Open-Heart: Detection of Chagas Disease from Single-Lead Electrocardiogram

Edo Ikurumi
Department of Advanced Cardiology, Graduate School of Medicine, The University of Tokyo


Abstract

Aims: Chagas disease affects millions and causes significant mortality annually, with no vaccine available; early detection is crucial. This study, developed for the CinC 2025 Challenge, aims to develop and evaluate a machine learning model for detecting Chagas disease using only a single electrocardiogram (ECG) lead. This approach is designed for potential application with low-cost, portable single-lead ECG devices to facilitate widespread screening in resource-limited settings where the disease is prevalent.

Methods: I trained a Convolutional Neural Network (CNN) using the PTB-XL and SaMi-Trop datasets with provided high-confidence Chagas labels. The training set comprised 503 remaining SaMi-Trop patients balanced by 503 patients sampled from PTB-XL for a total of 1006; 300 patients from both datasets were reserved for validation.

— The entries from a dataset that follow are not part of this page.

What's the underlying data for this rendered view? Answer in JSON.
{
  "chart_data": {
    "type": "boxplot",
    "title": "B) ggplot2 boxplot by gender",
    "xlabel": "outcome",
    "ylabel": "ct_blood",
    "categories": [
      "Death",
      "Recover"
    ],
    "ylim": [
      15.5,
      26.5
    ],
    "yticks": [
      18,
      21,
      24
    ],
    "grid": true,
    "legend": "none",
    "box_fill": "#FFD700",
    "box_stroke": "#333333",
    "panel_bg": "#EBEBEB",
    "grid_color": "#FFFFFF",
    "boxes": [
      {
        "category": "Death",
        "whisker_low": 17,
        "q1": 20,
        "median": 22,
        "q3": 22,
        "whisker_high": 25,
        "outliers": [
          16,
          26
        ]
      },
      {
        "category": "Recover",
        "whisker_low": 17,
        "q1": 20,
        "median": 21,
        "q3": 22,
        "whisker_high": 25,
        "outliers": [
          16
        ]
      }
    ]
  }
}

To align with potential application in low-cost portable devices, only Lead I (extracted from standard 12-lead ECGs) was utilised. Since Chagas cardiomyopathy often involves conduction abnormalities, specificity was assessed against independent cohorts derived from PTB-XL labels: right bundle branch block (RBBB), atrioventricular block (AVB), premature ventricular contractions (PVC) and normal sinus rhythm (NSR).

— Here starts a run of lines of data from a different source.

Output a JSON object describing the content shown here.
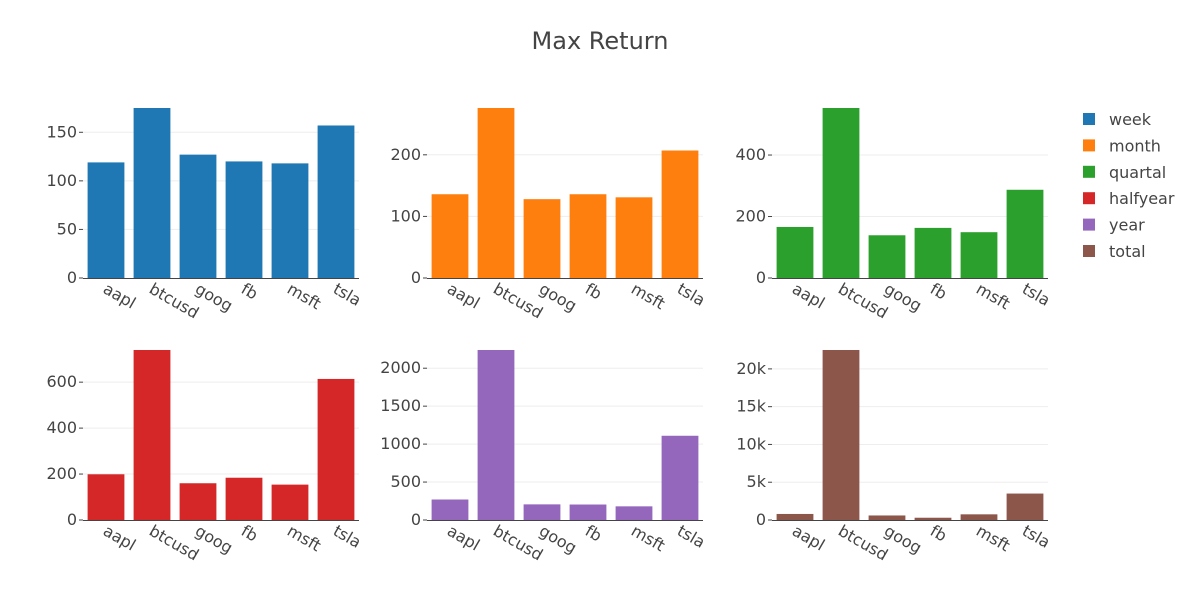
{
  "chart_data": {
    "type": "bar",
    "title": "Max Return",
    "categories": [
      "aapl",
      "btcusd",
      "goog",
      "fb",
      "msft",
      "tsla"
    ],
    "legend_position": "top-right",
    "grid": true,
    "panels": [
      {
        "name": "week",
        "color": "#1f77b4",
        "values": [
          119,
          175,
          127,
          120,
          118,
          157
        ],
        "ylim": [
          0,
          175
        ],
        "ticks": [
          0,
          50,
          100,
          150
        ],
        "tick_labels": [
          "0",
          "50",
          "100",
          "150"
        ]
      },
      {
        "name": "month",
        "color": "#ff7f0e",
        "values": [
          136,
          276,
          128,
          136,
          131,
          207
        ],
        "ylim": [
          0,
          276
        ],
        "ticks": [
          0,
          100,
          200
        ],
        "tick_labels": [
          "0",
          "100",
          "200"
        ]
      },
      {
        "name": "quartal",
        "color": "#2ca02c",
        "values": [
          166,
          553,
          139,
          163,
          149,
          287
        ],
        "ylim": [
          0,
          553
        ],
        "ticks": [
          0,
          200,
          400
        ],
        "tick_labels": [
          "0",
          "200",
          "400"
        ]
      },
      {
        "name": "halfyear",
        "color": "#d62728",
        "values": [
          199,
          740,
          160,
          184,
          154,
          614
        ],
        "ylim": [
          0,
          740
        ],
        "ticks": [
          0,
          200,
          400,
          600
        ],
        "tick_labels": [
          "0",
          "200",
          "400",
          "600"
        ]
      },
      {
        "name": "year",
        "color": "#9467bd",
        "values": [
          270,
          2240,
          206,
          204,
          180,
          1110
        ],
        "ylim": [
          0,
          2240
        ],
        "ticks": [
          0,
          500,
          1000,
          1500,
          2000
        ],
        "tick_labels": [
          "0",
          "500",
          "1000",
          "1500",
          "2000"
        ]
      },
      {
        "name": "total",
        "color": "#8c564b",
        "values": [
          800,
          22500,
          600,
          300,
          750,
          3500
        ],
        "ylim": [
          0,
          22500
        ],
        "ticks": [
          0,
          5000,
          10000,
          15000,
          20000
        ],
        "tick_labels": [
          "0",
          "5k",
          "10k",
          "15k",
          "20k"
        ]
      }
    ]
  }
}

Results: The model achieved promising performance on the local validation set, with an Area Under the Curve (AUC) of 0.91, a specificity of 0.93 and a sensitivity of 0.76. The overall challenge score obtained on the hidden validation set was 0.64. Specificity tests demonstrated robustness against common confounding conditions, yielding scores of 0.89 against the RBBB group, 0.88 against AVB, 0.88 against PVC and 0.94 against the NSR group.

Conclusion: This study demonstrates the feasibility of using a single-lead ECG for Chagas disease detection. This approach holds potential for improving early detection and access to care, particularly in resource-constrained areas.